Three months before that, however, Fidelity moved to dismiss the complaint under Code of Civil Procedure §§ 583.310 and 583.360, arguing that neither the bankruptcy stay nor Fannie Marie Gaines’ death tolled the five-year deadline period that had expired in November 2011.
Treu granted the motion, dismissing the complaint against all defendants. The judge said that even though Fidelity had been the only defendant to move for dismissal and the five-year deadline had not yet run as to Lehman Brothers, the whole case had to be dismissed since the five-year dismissal requirement was “jurisdictional.”
Treu reasoned that the five-year period had been effectively tolled for 185 days to account for the delay after Fannie Gaines’ death as well as the efforts to obtain relief from the Lehman Brothers bankruptcy stay.
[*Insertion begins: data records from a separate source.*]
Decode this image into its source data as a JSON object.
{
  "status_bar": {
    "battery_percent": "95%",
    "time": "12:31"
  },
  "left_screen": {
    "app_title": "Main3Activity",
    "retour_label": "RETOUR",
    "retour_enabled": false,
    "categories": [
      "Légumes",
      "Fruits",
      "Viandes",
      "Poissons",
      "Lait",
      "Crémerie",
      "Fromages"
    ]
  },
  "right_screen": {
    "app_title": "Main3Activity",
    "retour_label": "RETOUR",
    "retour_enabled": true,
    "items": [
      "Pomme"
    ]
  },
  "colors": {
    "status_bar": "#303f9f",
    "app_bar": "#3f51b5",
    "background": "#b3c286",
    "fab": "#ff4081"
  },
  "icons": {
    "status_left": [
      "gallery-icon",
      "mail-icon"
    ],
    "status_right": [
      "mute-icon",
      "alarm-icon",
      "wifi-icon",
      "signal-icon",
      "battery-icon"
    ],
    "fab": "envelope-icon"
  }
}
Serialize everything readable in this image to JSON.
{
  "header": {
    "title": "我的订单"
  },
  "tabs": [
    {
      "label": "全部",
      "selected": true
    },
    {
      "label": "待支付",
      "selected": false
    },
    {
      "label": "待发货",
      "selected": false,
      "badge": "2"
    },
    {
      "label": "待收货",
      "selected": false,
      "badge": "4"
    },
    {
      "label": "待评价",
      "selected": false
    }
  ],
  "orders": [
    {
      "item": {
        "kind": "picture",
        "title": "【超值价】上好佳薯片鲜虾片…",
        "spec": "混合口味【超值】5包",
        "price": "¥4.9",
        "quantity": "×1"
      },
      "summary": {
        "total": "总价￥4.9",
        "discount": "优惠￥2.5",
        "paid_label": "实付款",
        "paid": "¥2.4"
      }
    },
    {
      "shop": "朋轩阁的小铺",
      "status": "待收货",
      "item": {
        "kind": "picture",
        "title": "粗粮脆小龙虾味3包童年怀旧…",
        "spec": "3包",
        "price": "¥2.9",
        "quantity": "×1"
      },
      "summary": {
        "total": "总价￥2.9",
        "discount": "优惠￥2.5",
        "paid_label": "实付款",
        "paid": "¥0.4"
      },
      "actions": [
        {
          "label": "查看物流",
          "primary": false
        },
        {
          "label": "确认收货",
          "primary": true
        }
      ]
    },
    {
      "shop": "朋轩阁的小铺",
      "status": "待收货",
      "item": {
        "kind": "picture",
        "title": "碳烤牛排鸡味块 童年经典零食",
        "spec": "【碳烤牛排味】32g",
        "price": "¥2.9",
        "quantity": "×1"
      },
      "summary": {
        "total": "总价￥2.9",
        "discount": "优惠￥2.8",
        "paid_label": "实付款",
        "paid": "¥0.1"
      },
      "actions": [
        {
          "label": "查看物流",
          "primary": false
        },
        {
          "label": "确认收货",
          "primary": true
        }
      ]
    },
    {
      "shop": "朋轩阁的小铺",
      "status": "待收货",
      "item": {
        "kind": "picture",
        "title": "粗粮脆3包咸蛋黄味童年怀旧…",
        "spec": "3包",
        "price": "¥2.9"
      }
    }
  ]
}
However, he determined that the months-long stay for mediation efforts in 2008 did not toll the deadline since it was only a partial stay and not a stay within the meaning of §583.340(b).
The Court of Appeal held that the trial court erred in dismissing Lehman Brothers from the case, but affirmed in all other respects.
Writing for the majority, Presiding Justice Tricia Bigelow held that the trial court’s calendar calculations were correct. She was joined in her opinion by Justice Elizabeth Grimes.
Bigelow said the fact that the court’s stay order allowed some discovery to take place meant that it was a partial stay, so there was no tolling, regardless of whether any discovery actually took place in that time.
Bigelow also said that the trial court did not abuse its discretion in concluding the partial stay did not make it impossible, impractical, or futile for plaintiff to bring the action to trial.
In dissent, Justice Laurence Rubin said he would not have allowed dismissal of the other defendants and that the deadline should have been tolled under §583.340(c) since bringing the action to trial was “impossible, impracticable, or futile” in light of the original plaintiff’s death and the confusion over the true owner of the house loan.
“In my view,” he wrote, “the dismissal of this lawsuit under the circumstances described defeats the substantial ends of justice.”